The other artists in “8 Americans”—painter Byron Kim, ceramicist Jennie Jieun Lee, multidisciplinary artist Kang Seung Lee, and installation artist and sculptor Jean Shin—all invoke the body in their works as well, specifically skin and its ability to chronicle our lives. From Kim’s “bruise” series, Evidence of a Struggle (2016) and Mineral Multitudes (2016) are two large-scale and near monochromatic paintings that resemble the colors of contusions, evidence of injuries in the process of healing.
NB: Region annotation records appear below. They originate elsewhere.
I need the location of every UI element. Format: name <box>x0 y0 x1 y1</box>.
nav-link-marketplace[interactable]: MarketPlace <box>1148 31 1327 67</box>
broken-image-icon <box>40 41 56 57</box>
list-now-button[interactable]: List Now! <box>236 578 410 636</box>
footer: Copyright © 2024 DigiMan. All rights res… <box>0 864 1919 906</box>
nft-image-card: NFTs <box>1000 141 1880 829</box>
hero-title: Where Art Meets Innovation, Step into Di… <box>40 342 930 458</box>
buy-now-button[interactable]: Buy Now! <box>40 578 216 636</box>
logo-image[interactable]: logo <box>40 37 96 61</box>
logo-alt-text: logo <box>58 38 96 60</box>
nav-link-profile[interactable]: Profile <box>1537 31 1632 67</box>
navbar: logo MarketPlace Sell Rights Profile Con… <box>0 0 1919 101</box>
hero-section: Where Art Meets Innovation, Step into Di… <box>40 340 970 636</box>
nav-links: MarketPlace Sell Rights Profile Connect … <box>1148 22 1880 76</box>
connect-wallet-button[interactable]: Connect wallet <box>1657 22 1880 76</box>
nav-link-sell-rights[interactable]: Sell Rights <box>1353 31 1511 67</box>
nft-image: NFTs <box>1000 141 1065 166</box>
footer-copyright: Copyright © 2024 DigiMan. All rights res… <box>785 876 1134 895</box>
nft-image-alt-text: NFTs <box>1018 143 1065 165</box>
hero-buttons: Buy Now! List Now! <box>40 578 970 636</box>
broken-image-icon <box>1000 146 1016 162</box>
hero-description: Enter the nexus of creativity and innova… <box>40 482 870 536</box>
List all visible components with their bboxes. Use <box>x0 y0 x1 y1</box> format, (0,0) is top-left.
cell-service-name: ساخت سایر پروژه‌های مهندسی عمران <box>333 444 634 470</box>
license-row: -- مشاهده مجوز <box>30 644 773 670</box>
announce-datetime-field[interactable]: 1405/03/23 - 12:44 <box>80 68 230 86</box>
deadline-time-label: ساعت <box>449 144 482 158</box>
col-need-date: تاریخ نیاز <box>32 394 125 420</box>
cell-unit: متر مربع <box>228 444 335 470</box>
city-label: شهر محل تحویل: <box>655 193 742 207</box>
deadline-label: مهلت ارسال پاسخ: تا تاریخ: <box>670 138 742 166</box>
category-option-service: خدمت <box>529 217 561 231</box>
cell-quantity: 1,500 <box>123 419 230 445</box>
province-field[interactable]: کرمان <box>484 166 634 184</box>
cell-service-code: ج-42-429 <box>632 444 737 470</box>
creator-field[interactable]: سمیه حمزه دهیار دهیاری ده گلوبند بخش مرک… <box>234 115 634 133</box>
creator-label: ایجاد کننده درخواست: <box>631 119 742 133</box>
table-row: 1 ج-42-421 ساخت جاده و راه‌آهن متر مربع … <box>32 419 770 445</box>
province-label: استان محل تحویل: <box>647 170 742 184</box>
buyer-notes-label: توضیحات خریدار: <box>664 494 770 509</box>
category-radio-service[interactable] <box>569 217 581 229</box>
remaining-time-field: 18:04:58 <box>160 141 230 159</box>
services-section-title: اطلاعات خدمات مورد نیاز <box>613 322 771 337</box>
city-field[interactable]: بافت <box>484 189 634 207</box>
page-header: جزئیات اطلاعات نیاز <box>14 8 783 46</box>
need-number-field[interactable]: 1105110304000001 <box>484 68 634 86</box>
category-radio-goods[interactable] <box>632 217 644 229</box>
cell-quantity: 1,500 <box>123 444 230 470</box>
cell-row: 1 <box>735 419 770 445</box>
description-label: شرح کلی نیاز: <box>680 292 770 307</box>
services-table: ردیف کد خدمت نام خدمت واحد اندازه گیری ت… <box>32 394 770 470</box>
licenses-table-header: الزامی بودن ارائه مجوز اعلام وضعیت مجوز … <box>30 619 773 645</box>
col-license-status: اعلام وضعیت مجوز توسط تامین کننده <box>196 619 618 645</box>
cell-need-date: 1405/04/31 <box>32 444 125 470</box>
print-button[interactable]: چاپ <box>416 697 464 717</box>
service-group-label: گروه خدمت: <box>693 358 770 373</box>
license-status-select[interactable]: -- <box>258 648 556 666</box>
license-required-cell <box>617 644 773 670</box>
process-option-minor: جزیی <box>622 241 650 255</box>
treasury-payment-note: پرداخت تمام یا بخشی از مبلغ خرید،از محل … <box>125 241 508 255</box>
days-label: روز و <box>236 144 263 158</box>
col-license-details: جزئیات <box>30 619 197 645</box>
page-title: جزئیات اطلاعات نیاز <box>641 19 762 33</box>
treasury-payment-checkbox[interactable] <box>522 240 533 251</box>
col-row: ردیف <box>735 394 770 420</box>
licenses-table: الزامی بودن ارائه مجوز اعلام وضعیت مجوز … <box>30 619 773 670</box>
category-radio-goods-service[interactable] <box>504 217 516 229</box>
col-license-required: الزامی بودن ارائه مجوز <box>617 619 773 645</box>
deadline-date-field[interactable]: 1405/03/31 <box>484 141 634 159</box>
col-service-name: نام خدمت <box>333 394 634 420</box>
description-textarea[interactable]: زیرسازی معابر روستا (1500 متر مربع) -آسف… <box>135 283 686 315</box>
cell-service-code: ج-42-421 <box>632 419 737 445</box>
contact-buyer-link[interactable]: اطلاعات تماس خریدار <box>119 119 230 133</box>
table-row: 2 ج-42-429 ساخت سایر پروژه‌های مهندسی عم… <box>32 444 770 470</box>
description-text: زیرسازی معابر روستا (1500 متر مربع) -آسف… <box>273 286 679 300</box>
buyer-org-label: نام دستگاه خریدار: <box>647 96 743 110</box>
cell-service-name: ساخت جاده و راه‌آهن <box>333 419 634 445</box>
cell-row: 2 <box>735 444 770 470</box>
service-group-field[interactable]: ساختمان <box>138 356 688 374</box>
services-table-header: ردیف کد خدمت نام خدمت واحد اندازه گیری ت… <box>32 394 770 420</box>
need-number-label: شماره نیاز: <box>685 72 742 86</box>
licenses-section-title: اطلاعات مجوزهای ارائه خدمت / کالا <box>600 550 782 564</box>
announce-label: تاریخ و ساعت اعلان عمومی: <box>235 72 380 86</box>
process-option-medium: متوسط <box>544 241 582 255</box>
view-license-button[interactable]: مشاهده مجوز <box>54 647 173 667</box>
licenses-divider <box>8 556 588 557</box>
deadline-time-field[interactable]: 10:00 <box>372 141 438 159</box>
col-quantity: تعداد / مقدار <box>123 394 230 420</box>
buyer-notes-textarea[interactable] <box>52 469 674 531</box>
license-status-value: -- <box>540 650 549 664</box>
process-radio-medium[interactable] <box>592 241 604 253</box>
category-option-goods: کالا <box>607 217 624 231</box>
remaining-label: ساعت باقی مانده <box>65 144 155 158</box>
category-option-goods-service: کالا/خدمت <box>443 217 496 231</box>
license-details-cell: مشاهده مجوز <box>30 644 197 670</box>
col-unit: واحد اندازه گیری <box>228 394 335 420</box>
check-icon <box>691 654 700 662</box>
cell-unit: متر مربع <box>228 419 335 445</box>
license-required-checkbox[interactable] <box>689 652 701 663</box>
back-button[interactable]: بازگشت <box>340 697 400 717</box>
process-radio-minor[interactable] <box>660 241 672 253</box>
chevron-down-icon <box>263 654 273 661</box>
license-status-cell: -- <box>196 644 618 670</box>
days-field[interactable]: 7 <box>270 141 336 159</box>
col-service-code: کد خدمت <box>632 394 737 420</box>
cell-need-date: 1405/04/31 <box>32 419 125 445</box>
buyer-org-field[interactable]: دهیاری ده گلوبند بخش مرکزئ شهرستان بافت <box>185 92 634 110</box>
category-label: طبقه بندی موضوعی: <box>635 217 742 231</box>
Jennie Jieun Lee’s Cough syrup on the lips (2019) depicts an abstracted porcelain face; its eyes are covered in blue and purple splotches, suggesting a brutalization.
Both of Kang Seung Lee’s works in the exhibition are titled variations of the word “skin.” One of them, Skin (Young Joon Kwak) (2021), is a graphite drawing of the queer artist and activist who the work was named after. The other, Skin (2021), is a three-channel video featuring the scanned skin of those in Kang Seung Lee’s queer community. Like the drawing, the recorded body scans in Skin are stretched and altered to look fluid. And yet the video loop solidifies Kang Seung Lee’s friends and collaborators as a permanent presence. Meanwhile, in the series “S.O.S.” (2021), Shin gives new skin and life to found hemlock branches by upholstering the fallen pieces with scrap leather. The leather coverings suggest the prospect of telling new stories about the fallen. Each artist’s “skin” reveals adversity and transformation, exhibiting the tenacity of the human spirit.
“8 Americans” speaks to the resilience and power of Asian Americans to move forward in the face of adversity. The exhibited works share personal and collective experiences, including that of exhaustion and uncertainty. These American artists, as the title points to, inscribe their unique histories into the fabric of American culture—their traumas and the possibility of healing.